A/V Room









Donnie Darko (15)

Review by: Simon Bell l Rating: Two

DVD SPECIAL FEATURES: Commentary by Richard Kelly and Jake Gyllenhaal; Commentary by selected cast and crew including Richard Kelly, Drew Barrymore, Katherine Ross and Jean Malone; 20 deleted and extended scenes with optional director's commentary; Interviews with 20 cast and crew members; B roll footage; The Philosophy of Time Travel; Website gallery; Artwork gallery; UK art exhibition; 'They Made Me Do It' - making of the art gallery; Cunning Visions gallery; TV spots; Cast and crew filmographies.

NO, NOT a long lost member of the X-Men, but a messed-up teenager whose only outlet for his trapped-in-late-80s-suburban-hell frustrations is his schizoid lunar wanderings of body and mind.

Young first-time director, Richard Kelly (26 when the film was made), comes from the same School of Super Spook presided over by Principal David Lynch. Not only does Kelly's black as coal satire simply reek of future cult classic status, like the best of Lynch it's much better when seen for a second time.

Whether this is to fathom out the time travel allegory or to cipher if it was all just a dream, Donnie Darko is one of those movies that you can watch again and again and still feel that it's brand spanking new.

In it, schoolkid Donnie has problems. One of them - a big, hairy problem with monstrous, bucked gnashers and bunny ears - wakes him in the night and whispers apocalyptic messages before instructing him to carry out mischievous deeds.

There's no point in telling you what it all means. Go see it and make up your own mind. Needless to say, however, a la Lynch, it gets even more weird.

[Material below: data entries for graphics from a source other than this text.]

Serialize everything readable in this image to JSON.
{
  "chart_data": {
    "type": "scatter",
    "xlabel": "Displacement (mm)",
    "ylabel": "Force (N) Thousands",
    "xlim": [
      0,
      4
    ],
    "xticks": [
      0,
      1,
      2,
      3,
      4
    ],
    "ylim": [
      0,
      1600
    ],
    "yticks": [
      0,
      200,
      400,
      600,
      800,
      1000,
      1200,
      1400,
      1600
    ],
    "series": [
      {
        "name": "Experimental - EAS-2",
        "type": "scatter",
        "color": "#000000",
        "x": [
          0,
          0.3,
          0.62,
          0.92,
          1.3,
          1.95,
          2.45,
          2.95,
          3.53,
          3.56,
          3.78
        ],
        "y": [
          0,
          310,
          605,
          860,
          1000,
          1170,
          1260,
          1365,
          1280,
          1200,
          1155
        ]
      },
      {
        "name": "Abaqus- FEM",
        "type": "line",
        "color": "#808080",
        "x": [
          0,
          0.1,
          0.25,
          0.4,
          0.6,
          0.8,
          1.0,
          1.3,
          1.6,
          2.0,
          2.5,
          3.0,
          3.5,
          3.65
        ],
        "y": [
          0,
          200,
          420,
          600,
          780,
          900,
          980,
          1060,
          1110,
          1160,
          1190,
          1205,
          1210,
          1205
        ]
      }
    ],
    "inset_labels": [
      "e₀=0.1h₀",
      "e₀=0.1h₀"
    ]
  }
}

In the central role, Jake Gyllenhaal looks like the third member of a triumvirate including Elijah Wood and Tobey Maguire (albeit a much darker third member.) A mopey, sulky teenager governed by fuck fantasies by day; a Mr Hyde-like, somnambulistic worker of chaos by night, Gyllenhaal plays in both dimensions equally well.

There's great support in the form of old pros such as Mary O'Donnell (Mummy Darko) and new pretenders like Maggie Gyllenhaal (Sis Darko on film and off).

Mention has to be made, meanwhile, of Patrick Swayze, as a self-help guru with a few dark secrets (literally) in the closet. Of course, Swayze sums up the 80s as much as the Rubik's Cube (which also makes a cameo) and Tears for Fears (whose Mad World is played against a stunning camera pan of characters' faces worthy of anything PT Anderson can muster).

It's difficult to pigeonhole Donnie Darko, so genre-busting a movie is it. Whether a sci-fi fable in the tradition of Repo Man (1984), or a plain old satirical take on ordinary American suburbia, Kelly's weird and wonderful offbeat debut benefits no end from its flight of pure and imaginative fantasy.